A New Approach to Optimizing Query Generation in RAG
In the fast-evolving field of natural language processing, large language models (LLMs) have demonstrated impressive performance across various language tasks. However, the challenge of generating incorrect information, known as "hallucinations," has become increasingly critical.
To address this challenge, Retrieval-Augmented Generation (RAG) systems leverage document retrieval to provide more accurate answers. Despite their promise, existing RAG systems still face challenges due to vague queries.
This article introduces a new study titled "Optimizing Query Generation for Enhanced Document Retrieval in RAG". This study aimes to enhance document retrieval in RAG by optimizing query generation.
Solution
A method called QOQA (Query Optimization using Query Expansion) was proposed, as illustrated in Figure 1.

The corresponding prompt is shown in Figure 2.

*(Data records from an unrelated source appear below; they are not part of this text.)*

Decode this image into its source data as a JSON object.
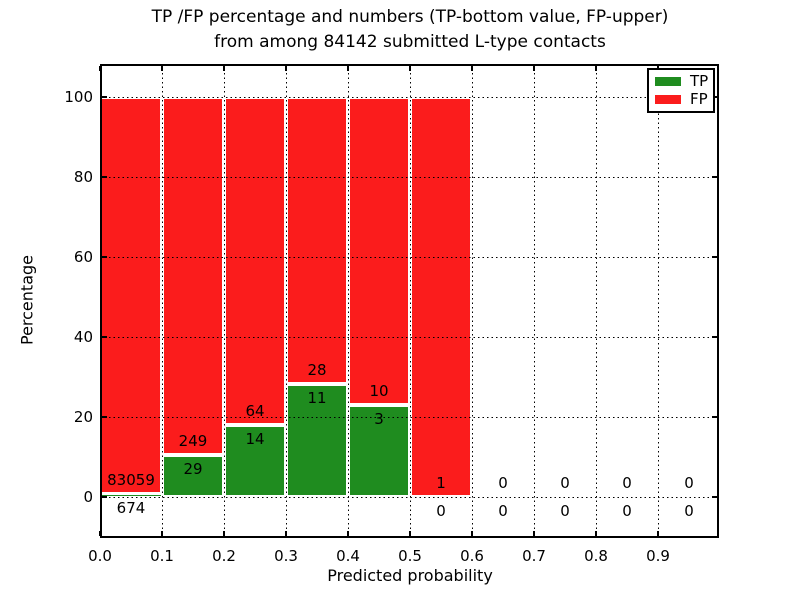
{
  "figure": {
    "title_line1": "TP /FP percentage and numbers (TP-bottom value, FP-upper)",
    "title_line2": "from among 84142 submitted L-type contacts"
  },
  "chart_data": {
    "type": "bar",
    "stacked": true,
    "title": "TP /FP percentage and numbers (TP-bottom value, FP-upper)\nfrom among 84142 submitted L-type contacts",
    "xlabel": "Predicted probability",
    "ylabel": "Percentage",
    "xlim": [
      0.0,
      1.0
    ],
    "ylim": [
      -10,
      110
    ],
    "x_ticks": [
      "0.0",
      "0.1",
      "0.2",
      "0.3",
      "0.4",
      "0.5",
      "0.6",
      "0.7",
      "0.8",
      "0.9"
    ],
    "y_ticks": [
      "0",
      "20",
      "40",
      "60",
      "80",
      "100"
    ],
    "grid": true,
    "grid_style": "dotted",
    "colors": {
      "tp": "#1f8c1f",
      "fp": "#fb1c1c",
      "bar_edge": "#ffffff",
      "text": "#000000"
    },
    "legend": {
      "position": "upper right",
      "entries": [
        {
          "label": "TP",
          "color": "#1f8c1f"
        },
        {
          "label": "FP",
          "color": "#fb1c1c"
        }
      ]
    },
    "bins": [
      {
        "x0": 0.0,
        "x1": 0.1,
        "tp_count": "674",
        "fp_count": "83059",
        "tp_pct": 0.8,
        "fp_pct": 99.2,
        "bar": true
      },
      {
        "x0": 0.1,
        "x1": 0.2,
        "tp_count": "29",
        "fp_count": "249",
        "tp_pct": 10.4,
        "fp_pct": 89.6,
        "bar": true
      },
      {
        "x0": 0.2,
        "x1": 0.3,
        "tp_count": "14",
        "fp_count": "64",
        "tp_pct": 17.9,
        "fp_pct": 82.1,
        "bar": true
      },
      {
        "x0": 0.3,
        "x1": 0.4,
        "tp_count": "11",
        "fp_count": "28",
        "tp_pct": 28.2,
        "fp_pct": 71.8,
        "bar": true
      },
      {
        "x0": 0.4,
        "x1": 0.5,
        "tp_count": "3",
        "fp_count": "10",
        "tp_pct": 23.1,
        "fp_pct": 76.9,
        "bar": true
      },
      {
        "x0": 0.5,
        "x1": 0.6,
        "tp_count": "0",
        "fp_count": "1",
        "tp_pct": 0.0,
        "fp_pct": 100.0,
        "bar": true
      },
      {
        "x0": 0.6,
        "x1": 0.7,
        "tp_count": "0",
        "fp_count": "0",
        "tp_pct": 0.0,
        "fp_pct": 0.0,
        "bar": false
      },
      {
        "x0": 0.7,
        "x1": 0.8,
        "tp_count": "0",
        "fp_count": "0",
        "tp_pct": 0.0,
        "fp_pct": 0.0,
        "bar": false
      },
      {
        "x0": 0.8,
        "x1": 0.9,
        "tp_count": "0",
        "fp_count": "0",
        "tp_pct": 0.0,
        "fp_pct": 0.0,
        "bar": false
      },
      {
        "x0": 0.9,
        "x1": 1.0,
        "tp_count": "0",
        "fp_count": "0",
        "tp_pct": 0.0,
        "fp_pct": 0.0,
        "bar": false
      }
    ]
  }
}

The QOQA method optimizes query generation through the following steps, thereby improving the document retrieval accuracy in RAG systems.
Query Expansion and Reconstruction
The core idea of QOQA is to utilize large language models (LLMs) to rephrase queries. First, the system retrieves the top N relevant documents using the original query. These retrieved documents, together with the original query, form an expanded query. Then, LLMs generate rephrased queries based on these expanded queries.
Query-Document Alignment Score
To evaluate and optimize the generated queries, the researchers introduced a query-document alignment score. This scoring system includes three evaluation criteria: BM25 score, dense score, and hybrid score.
BM25 Score: Based on a sparse retrieval model, it evaluates the frequency and weight of query terms in the document.
Dense Score: Using a dense retrieval model, it evaluates the alignment between queries and documents through similarity in the embedding vector space.
Hybrid Score: Combines both BM25 and dense scores, optimizing the final score by adjusting the parameter α.
Optimization Process
During the optimization process, the QOQA method updates the query template, including the original query, retrieved documents, and the top K rephrased queries. In each iteration, LLMs generate new rephrased queries based on these scores and add them to the query bucket. Through multiple iterations, the system continuously optimizes the queries to ensure they outperform the original query.
Evaluation
The experimental results showed that the QOQA method significantly improved document retrieval performance compared to baseline models. The performance of various document retrieval models across these datasets is summarized in Figure 3.

Additionally, case analyses demonstrated that queries generated using QOQA were more precise and concrete than the original queries, leading to the retrieval of more relevant documents. Examples from the SciFact and FiQA datasets are presented in Figure 4.

Conclusion
This article introduces a method to mitigate the hallucination problem in Retrieval-Augmented Generation (RAG) systems by optimizing query generation.
Utilizing a top-k averaged query-document alignment score, QOQA refined queries using LLMs to improve the precision and computational efficiency of document retrieval. This study highlights the importance of precise query generation in enhancing the reliability and effectiveness of RAG systems.